Et surtout, l’auteur explore la confrontation si emblématique entre le génie de l’artiste (le clair) et les nombreux errements de l’homme (l’obscur), à savoir son tempérament impétueux, ses fréquentes rixes dans les rues de Rome et ses bagarres dans les tavernes, son goût des prostituées, ses excès verbaux et jusqu’à l’assassinat qu’il commet en 1606 et qui décidera de sa fuite de Rome et de son bannissement par le Pape. Seule pourrait être reprochée au fumettista une tendance à l'empathie de nature à relativiser ce crime ou du moins à le romancer en l’entourant de circonstances atténuantes peu certaines historiquement…
Il n'en demeure pas moins que la force de cette « mise en bulles » de la vie du Caravage procède d’une alchimie narrative entre le dessin et le texte que seule la BD permet et incarne de manière active. L’imagination du lecteur n’y est jamais en reste, bien au contraire: s’il est attentif, celui-ci ne manquera pas de constater que la BD, plus que tout autre art, contient souvent des « blancs » et ellipses qui requièrent son interprétation active, autant d’invitations à flâner et à s’arrêter le temps qu’il souhaite sur l’image de son choix .

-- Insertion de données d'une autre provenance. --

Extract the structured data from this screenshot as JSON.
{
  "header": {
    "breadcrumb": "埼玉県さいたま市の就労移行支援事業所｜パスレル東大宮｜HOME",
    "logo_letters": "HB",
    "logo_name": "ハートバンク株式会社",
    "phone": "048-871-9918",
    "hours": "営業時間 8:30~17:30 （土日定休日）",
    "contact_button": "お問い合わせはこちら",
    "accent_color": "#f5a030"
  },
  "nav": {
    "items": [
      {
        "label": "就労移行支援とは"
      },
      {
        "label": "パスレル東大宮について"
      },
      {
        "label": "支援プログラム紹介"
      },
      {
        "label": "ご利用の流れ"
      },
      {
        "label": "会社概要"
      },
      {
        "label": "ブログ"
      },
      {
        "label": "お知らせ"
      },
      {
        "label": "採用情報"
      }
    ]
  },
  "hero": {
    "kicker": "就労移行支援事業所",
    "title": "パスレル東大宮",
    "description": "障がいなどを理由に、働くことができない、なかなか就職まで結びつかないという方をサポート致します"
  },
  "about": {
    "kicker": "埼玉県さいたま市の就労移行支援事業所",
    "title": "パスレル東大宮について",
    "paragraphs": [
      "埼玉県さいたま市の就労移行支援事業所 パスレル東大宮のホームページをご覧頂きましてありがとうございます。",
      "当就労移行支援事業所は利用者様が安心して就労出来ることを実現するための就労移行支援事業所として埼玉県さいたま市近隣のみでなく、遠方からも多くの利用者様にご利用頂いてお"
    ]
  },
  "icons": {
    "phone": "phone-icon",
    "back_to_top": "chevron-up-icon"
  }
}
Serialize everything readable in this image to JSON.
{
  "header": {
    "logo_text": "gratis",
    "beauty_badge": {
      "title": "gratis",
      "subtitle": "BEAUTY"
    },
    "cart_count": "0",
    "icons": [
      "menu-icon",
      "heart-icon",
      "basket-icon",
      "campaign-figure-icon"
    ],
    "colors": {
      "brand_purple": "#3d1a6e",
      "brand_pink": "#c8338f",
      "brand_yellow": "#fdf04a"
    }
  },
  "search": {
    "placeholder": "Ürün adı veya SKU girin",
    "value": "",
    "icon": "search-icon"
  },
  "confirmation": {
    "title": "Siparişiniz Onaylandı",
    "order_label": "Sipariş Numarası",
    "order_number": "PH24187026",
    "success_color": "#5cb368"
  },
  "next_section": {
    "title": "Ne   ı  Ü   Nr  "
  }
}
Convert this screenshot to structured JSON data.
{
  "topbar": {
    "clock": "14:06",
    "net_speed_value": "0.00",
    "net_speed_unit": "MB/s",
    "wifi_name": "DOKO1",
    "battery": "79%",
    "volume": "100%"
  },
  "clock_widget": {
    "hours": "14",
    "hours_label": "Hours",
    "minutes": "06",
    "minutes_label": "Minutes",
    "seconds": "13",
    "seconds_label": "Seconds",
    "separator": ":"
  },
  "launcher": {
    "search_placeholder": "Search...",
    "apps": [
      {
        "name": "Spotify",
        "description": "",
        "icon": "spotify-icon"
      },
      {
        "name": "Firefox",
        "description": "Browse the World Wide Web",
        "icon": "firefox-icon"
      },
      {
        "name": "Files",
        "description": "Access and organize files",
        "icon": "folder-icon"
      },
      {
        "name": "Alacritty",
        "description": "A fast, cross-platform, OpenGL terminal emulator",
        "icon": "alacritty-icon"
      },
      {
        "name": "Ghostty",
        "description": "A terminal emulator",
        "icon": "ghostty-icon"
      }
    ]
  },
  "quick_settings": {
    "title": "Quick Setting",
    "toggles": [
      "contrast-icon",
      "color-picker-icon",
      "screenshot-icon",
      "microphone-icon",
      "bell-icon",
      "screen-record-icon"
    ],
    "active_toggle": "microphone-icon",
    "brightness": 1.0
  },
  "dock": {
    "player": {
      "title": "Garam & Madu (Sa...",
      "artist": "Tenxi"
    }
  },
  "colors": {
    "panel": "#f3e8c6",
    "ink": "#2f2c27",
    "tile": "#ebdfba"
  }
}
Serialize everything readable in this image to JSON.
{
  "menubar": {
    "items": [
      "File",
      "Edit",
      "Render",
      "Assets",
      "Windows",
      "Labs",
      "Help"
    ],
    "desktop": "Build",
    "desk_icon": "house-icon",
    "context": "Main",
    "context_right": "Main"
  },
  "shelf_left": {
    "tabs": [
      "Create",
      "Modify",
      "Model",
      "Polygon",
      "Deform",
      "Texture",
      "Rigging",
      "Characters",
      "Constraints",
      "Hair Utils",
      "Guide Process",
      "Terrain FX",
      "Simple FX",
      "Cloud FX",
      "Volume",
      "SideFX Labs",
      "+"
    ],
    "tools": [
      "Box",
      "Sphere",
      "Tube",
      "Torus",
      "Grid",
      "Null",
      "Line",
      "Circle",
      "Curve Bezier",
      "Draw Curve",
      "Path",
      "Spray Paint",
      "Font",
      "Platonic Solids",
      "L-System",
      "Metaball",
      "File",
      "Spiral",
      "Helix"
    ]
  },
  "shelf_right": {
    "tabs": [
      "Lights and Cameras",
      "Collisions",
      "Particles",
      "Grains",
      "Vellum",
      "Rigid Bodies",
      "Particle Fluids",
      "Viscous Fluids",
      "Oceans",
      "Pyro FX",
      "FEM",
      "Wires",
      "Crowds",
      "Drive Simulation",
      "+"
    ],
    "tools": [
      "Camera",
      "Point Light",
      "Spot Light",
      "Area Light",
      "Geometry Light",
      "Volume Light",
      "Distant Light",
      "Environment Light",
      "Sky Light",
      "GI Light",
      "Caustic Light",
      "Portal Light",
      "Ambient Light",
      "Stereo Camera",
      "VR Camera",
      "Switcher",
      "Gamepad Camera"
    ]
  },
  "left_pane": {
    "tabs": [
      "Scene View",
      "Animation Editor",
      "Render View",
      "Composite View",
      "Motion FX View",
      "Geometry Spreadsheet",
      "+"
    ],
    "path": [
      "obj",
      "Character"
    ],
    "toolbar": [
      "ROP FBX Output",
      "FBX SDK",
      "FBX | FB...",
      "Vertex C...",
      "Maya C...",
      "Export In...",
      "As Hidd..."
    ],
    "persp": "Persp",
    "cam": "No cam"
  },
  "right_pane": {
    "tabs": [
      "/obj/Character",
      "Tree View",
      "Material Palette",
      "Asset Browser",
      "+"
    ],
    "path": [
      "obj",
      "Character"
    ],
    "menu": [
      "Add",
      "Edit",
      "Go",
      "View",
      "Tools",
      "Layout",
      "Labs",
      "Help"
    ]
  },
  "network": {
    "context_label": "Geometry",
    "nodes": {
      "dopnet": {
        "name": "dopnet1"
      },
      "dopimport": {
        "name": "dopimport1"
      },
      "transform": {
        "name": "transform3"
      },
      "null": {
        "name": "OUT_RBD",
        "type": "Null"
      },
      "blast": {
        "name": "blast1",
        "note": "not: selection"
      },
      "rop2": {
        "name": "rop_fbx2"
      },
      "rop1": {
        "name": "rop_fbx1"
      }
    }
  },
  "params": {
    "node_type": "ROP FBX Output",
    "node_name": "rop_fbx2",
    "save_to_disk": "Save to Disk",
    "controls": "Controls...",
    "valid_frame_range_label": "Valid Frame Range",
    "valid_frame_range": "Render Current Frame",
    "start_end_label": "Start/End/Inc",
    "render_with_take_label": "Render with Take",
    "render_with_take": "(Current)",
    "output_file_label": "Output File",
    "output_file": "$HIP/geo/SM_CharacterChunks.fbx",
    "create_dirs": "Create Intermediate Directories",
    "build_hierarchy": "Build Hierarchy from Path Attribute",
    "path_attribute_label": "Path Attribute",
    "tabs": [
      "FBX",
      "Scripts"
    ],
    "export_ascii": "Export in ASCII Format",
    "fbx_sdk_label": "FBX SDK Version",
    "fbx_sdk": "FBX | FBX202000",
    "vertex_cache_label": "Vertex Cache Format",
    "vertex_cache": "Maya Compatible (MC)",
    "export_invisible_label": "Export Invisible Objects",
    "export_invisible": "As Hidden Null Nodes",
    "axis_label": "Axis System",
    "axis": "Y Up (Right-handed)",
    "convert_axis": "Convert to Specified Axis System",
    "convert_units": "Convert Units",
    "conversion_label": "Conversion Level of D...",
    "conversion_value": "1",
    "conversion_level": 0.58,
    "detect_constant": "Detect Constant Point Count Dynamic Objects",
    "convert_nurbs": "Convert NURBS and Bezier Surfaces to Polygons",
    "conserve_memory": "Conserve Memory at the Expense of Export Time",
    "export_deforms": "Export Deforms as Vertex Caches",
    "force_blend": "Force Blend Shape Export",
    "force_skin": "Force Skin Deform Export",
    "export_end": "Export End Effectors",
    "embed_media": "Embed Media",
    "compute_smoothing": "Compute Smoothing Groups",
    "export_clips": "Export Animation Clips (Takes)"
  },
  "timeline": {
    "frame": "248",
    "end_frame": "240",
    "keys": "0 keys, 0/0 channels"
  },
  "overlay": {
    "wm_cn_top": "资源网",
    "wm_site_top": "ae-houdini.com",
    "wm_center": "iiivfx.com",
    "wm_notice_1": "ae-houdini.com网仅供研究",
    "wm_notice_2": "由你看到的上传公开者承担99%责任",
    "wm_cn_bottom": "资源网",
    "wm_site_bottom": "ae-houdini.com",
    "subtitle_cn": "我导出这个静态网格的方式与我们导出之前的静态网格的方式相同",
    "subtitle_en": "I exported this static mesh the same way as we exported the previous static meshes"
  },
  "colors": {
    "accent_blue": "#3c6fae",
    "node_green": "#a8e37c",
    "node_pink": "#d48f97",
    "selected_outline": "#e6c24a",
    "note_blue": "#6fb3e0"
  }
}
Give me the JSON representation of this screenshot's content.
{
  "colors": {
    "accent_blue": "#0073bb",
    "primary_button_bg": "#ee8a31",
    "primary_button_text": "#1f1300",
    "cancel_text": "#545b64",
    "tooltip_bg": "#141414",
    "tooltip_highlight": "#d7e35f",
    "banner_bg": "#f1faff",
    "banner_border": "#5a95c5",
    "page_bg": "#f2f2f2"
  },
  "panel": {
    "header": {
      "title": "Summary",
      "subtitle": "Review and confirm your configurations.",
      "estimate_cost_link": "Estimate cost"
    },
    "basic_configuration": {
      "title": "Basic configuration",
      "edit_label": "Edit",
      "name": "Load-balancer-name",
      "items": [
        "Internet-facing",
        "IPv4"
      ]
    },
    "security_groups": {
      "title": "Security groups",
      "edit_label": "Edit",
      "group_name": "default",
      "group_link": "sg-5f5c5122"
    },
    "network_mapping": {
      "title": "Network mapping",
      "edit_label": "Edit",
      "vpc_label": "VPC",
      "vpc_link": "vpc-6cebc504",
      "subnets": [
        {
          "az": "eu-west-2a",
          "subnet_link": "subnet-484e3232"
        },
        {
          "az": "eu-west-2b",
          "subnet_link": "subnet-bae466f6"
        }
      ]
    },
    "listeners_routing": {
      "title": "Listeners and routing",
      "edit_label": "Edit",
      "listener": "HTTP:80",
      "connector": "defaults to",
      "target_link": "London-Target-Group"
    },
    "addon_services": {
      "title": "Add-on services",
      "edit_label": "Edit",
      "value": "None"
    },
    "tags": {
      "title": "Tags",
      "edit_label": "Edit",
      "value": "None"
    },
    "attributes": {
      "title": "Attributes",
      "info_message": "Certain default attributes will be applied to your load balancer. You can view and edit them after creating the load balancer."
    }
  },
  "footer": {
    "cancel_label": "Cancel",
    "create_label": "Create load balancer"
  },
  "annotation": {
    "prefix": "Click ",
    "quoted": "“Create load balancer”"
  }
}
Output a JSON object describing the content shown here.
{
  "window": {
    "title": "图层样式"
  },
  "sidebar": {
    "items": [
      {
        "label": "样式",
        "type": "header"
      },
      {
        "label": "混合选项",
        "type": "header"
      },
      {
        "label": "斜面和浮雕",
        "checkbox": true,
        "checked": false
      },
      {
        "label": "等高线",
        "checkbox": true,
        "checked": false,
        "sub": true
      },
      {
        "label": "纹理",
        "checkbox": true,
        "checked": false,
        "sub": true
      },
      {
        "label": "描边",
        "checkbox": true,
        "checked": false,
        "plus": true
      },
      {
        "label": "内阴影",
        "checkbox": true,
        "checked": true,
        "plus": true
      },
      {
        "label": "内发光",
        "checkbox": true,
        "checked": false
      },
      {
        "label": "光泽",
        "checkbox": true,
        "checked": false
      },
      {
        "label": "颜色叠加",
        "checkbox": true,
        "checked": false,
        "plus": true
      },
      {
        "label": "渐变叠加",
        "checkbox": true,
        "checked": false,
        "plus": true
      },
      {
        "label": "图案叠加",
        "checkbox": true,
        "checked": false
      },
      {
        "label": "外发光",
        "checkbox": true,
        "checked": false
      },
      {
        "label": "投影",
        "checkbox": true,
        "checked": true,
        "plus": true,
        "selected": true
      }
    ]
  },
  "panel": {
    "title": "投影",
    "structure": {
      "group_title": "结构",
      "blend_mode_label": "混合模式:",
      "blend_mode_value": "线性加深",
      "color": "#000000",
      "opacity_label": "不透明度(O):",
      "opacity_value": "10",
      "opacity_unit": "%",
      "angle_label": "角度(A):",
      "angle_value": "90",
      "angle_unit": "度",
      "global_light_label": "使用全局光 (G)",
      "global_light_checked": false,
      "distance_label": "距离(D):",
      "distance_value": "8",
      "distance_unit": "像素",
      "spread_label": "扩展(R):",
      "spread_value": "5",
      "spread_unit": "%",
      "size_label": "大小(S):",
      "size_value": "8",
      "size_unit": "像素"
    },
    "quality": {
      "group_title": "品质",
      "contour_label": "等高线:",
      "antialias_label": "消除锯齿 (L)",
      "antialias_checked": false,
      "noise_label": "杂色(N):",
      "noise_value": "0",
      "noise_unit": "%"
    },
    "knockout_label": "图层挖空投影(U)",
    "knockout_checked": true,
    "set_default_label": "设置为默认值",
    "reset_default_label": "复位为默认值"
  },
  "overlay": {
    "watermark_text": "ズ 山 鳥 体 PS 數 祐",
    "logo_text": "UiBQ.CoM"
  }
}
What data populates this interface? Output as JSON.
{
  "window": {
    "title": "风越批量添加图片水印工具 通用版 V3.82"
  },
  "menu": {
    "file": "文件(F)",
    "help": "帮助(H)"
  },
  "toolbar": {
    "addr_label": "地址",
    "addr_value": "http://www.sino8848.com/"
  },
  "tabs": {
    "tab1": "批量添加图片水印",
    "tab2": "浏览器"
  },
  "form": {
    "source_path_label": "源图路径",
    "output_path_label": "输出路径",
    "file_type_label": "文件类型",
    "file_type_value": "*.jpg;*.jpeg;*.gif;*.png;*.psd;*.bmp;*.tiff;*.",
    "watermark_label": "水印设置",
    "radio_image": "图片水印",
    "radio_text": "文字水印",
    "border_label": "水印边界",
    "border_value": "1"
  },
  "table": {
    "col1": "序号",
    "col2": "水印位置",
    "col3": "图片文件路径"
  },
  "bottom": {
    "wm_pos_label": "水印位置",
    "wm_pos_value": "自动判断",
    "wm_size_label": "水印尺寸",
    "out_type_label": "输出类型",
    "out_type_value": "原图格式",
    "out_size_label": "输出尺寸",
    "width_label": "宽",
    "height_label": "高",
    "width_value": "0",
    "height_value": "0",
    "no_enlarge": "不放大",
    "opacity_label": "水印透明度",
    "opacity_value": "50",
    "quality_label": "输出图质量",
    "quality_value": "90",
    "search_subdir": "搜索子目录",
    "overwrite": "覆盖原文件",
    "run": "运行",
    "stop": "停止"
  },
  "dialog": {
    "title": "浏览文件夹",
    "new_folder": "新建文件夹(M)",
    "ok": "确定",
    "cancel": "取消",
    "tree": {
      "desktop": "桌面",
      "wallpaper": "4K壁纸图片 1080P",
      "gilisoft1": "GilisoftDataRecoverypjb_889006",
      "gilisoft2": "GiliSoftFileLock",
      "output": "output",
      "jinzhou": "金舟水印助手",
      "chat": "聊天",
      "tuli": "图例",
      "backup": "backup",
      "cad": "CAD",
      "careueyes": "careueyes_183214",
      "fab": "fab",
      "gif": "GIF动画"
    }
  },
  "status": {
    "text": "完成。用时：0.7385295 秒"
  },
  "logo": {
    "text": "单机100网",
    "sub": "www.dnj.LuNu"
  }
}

Bien sûr, ce singulier portrait n’a d'ores et déjà échappé ni aux louanges ni aux critiques, comme c’est souvent le cas pour Manara. La critique la plus fréquente étant que celui-ci serait vulgaire et même obscène, dévoilant avec une impudeur teintée de voyeurisme la vie des prostituées du quartier de l’Ortaccio. Parmi ce peuple des rues se distingue une prostituée à la chevelure flamboyante, la belle Anna Bianchini dite « Annuccia », particulièrement malmenée par la vie mais que Manara imagine comme le modèle des tableaux parmi les plus poignants du Maître comme la Madeleine pénitente, le Repos pendant la fuite en Egypte et surtout La mort de la Vierge que l’on peut admirer au Louvre et qui constitue un point d’orgue dramatique dans la narration menée par l’auteur.
Sur ladite vulgarité, chacun se fera son idée selon sa propre sensibilité. Laissons toutefois Manara donner son avis : « la vulgarité ne dépend pas du nombre de centimètres d’épiderme exposé, c’est avant tout un fait culturel et mental ». D’ailleurs les tableaux du Caravage n’étaient-ils pas eux-mêmes empreints d’une sensualité extrême ? Il suffit de songer à l’expression du Garçon à la corbeille de fruits pour ne citer que ce vibrant portrait…
Mais laissons-là ce débat de goûts et revenons-en plutôt aux couleurs en rappelant que Manara réussit ici à créer un portrait particulièrement vivant et insolite qui se nourrit beaucoup de son admiration pour le Maître et ne doit pas moins au talent de cet illustre disciple et admirateur.